И пока машина тащится по загруженным улицам столицы. В моей голове успевают все сценарии прокрутиться: от самого страшного, до самого лайтового.
Я молюсь, впервые за долгие годы я прошу Вселенную мне помочь.
Город будто издевается надо мной.
Красные светофоры. Поток машин. Люди, спешащие куда-то в суете, и ни один из них не понимает, что мой мир рушится.
Водитель бросает на меня тревожные взгляды в зеркало, но я не могу сейчас думать об этом.
— Давайте быстрее, прошу!
Вцепляюсь в телефон.

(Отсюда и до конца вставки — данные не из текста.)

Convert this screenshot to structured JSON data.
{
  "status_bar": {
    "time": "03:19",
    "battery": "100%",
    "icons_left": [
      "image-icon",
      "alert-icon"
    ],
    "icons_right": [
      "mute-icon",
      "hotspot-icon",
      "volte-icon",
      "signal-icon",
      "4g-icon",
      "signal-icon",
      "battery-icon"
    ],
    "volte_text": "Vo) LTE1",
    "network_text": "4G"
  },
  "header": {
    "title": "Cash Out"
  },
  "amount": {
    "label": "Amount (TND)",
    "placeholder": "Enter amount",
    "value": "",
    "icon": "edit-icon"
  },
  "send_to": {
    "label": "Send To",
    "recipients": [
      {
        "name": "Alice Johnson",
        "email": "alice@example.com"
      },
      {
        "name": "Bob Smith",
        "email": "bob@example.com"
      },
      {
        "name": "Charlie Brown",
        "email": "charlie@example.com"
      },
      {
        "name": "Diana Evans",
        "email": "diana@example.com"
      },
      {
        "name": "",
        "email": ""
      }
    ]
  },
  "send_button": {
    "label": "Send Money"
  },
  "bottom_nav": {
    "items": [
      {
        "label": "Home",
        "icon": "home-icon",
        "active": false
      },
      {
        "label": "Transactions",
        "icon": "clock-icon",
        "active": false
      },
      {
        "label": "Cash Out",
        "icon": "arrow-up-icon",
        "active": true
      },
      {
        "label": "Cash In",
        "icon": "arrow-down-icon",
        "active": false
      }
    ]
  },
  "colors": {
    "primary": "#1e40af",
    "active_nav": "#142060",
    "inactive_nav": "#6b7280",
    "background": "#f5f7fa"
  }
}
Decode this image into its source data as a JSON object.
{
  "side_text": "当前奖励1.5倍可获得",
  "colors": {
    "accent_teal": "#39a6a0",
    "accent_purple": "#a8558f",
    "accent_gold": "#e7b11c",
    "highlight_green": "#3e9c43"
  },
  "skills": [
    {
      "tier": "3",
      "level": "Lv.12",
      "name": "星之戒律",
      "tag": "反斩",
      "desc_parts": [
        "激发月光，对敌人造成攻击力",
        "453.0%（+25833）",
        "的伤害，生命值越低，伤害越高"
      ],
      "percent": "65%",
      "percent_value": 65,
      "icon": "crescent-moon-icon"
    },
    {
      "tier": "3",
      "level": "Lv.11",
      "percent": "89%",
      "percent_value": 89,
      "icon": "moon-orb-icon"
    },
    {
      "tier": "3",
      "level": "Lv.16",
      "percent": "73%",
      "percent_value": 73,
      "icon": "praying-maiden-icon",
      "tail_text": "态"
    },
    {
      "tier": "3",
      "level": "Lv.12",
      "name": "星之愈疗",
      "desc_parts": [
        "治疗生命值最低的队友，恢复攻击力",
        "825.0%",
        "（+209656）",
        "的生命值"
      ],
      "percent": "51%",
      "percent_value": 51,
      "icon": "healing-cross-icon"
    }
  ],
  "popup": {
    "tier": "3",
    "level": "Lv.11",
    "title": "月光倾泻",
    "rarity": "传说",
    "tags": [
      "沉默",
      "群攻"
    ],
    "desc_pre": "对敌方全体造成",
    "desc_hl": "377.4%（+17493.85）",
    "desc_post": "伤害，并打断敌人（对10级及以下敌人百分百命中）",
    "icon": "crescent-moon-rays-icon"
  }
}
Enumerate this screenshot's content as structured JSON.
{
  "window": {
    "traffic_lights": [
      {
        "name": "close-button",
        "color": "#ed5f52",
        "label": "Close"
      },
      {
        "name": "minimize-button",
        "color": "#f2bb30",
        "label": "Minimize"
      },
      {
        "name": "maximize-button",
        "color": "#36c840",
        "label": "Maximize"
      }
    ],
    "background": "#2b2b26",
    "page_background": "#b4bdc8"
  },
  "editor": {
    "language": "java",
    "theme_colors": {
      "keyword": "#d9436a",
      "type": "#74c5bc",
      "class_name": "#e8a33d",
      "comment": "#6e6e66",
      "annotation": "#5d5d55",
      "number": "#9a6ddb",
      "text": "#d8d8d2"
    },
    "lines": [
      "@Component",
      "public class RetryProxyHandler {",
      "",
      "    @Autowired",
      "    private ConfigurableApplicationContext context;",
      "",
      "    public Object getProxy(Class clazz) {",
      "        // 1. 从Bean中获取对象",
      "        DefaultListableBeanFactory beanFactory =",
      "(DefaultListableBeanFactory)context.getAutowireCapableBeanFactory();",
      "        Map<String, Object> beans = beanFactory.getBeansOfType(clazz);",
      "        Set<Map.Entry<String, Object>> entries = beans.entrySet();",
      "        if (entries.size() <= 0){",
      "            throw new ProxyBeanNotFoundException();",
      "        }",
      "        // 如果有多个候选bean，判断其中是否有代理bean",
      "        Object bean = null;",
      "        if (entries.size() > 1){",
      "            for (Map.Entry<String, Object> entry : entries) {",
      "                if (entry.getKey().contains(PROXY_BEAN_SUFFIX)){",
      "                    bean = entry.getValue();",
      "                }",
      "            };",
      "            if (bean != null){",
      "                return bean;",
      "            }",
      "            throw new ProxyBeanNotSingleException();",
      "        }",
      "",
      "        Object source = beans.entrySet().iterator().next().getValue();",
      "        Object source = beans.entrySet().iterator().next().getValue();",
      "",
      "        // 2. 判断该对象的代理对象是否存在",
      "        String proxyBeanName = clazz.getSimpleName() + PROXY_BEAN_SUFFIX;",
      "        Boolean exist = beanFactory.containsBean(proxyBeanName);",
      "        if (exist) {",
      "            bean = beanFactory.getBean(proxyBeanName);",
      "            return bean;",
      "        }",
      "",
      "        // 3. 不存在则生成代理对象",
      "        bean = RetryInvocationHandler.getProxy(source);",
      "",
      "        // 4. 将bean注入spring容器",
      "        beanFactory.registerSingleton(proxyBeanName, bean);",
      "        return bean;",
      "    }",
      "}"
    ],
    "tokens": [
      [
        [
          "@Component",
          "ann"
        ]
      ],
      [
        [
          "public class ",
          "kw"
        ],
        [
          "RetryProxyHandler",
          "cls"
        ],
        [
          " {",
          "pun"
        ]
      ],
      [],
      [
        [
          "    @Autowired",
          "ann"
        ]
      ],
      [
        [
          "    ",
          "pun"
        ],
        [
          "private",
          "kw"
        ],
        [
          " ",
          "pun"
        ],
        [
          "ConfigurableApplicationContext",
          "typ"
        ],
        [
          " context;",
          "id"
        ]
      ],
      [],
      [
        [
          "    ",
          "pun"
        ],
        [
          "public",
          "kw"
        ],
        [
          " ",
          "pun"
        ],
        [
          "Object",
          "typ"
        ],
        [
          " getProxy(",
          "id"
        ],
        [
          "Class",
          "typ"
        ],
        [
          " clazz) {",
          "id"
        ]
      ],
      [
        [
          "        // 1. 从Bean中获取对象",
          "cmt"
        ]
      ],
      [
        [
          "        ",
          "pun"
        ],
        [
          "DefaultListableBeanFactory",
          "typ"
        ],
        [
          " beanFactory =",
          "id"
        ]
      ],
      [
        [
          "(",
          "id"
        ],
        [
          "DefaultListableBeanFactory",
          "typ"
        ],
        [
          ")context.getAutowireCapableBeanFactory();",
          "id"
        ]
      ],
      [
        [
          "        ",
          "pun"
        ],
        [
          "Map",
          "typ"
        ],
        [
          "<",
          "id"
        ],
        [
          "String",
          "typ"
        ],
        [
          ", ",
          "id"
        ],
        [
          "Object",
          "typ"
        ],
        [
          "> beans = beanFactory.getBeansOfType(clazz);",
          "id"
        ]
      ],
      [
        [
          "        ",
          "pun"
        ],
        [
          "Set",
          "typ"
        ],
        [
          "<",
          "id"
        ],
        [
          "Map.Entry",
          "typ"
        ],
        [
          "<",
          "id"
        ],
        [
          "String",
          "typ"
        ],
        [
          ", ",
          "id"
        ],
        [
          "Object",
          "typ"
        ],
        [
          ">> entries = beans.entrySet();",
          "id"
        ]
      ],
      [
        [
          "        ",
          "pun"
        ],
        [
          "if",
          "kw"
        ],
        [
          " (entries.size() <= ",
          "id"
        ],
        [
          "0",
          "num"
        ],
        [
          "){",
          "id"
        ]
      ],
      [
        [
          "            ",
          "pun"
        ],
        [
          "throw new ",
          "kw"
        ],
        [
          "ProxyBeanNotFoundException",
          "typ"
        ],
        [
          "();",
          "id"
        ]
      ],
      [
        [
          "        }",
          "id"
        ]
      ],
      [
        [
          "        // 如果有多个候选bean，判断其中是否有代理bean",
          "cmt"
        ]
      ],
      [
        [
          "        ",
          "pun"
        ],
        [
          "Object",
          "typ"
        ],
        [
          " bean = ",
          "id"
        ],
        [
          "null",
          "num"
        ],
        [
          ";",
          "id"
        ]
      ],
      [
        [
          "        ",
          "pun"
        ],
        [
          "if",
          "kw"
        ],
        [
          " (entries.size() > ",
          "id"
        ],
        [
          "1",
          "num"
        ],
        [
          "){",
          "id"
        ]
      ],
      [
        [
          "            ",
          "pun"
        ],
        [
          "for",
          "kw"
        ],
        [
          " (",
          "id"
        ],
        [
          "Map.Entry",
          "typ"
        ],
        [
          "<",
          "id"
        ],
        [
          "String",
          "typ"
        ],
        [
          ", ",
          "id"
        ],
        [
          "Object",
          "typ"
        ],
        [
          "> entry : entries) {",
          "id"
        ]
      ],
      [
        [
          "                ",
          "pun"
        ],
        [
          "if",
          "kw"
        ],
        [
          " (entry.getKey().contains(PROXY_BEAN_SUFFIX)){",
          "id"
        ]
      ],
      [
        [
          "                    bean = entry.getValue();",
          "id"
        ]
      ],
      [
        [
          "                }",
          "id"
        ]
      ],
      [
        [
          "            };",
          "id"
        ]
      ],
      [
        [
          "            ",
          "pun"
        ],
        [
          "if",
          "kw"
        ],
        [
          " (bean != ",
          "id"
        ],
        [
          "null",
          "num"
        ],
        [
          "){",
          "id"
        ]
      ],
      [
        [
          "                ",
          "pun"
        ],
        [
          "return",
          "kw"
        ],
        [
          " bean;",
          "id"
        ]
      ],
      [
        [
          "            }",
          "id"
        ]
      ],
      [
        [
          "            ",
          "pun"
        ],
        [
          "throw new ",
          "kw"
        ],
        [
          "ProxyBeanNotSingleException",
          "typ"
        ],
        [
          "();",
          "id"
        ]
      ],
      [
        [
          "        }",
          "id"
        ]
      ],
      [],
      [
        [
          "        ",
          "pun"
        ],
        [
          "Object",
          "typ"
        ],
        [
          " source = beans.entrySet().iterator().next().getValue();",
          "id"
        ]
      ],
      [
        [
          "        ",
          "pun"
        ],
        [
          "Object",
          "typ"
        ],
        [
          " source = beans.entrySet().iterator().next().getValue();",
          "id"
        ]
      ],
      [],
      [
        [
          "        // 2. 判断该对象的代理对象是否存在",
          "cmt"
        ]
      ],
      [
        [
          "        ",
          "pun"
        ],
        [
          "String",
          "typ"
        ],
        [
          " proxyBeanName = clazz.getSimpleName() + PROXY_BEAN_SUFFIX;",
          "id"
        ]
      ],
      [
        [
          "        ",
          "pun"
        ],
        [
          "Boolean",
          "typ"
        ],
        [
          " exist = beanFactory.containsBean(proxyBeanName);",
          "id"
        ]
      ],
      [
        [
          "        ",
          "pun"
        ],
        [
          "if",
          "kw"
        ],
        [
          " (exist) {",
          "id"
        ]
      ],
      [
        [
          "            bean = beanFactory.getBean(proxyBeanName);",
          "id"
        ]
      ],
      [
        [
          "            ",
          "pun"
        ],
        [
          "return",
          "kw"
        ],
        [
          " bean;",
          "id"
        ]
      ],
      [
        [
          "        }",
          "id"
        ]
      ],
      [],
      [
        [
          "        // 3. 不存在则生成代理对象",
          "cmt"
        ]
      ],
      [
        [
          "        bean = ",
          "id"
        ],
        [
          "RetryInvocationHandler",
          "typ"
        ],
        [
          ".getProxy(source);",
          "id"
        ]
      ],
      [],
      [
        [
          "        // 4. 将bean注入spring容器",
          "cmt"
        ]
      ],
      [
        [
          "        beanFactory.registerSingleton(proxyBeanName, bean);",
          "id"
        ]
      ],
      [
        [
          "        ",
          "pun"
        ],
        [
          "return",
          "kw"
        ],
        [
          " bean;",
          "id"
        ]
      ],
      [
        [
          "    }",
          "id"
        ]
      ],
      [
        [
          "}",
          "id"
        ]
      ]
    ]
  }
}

Но он по-прежнему молчит.
Ромка по-прежнему молчит.
Чёрт.
Я вспоминаю его лицо вчера ночью.
Этот дикий, ослепляющий гнев.
Пустоту в глазах.
Нет.
Нет.
Господи, только бы он ничего не натворил.
В груди так больно, будто кто-то сжимает сердце ледяными пальцами.
Я стараюсь дышать глубже, но это не помогает.
Паника накрывает меня с головой.
Машина тормозит у его дома, и я вылетаю на тротуар, захлопывая дверь.
— Ждите здесь! — бросаю водителю на бегу, даже не проверяя, ответил ли он.
Влетаю в подъезд, вызываю лифт, но он едет слишком медленно.
Долбаные, грёбаные медленные двери!
Я не жду.
Бегу по лестнице.
Один пролёт.
Второй.
Третий.
Я запыхалась, сердце колотится так, что, кажется, вот-вот выскочит из груди.
Подбегаю к двери и начинаю колотить в неё изо всех сил.
— Ромка! Открой!
Тишина.
— Сын, пожалуйста! Открывай немедленно!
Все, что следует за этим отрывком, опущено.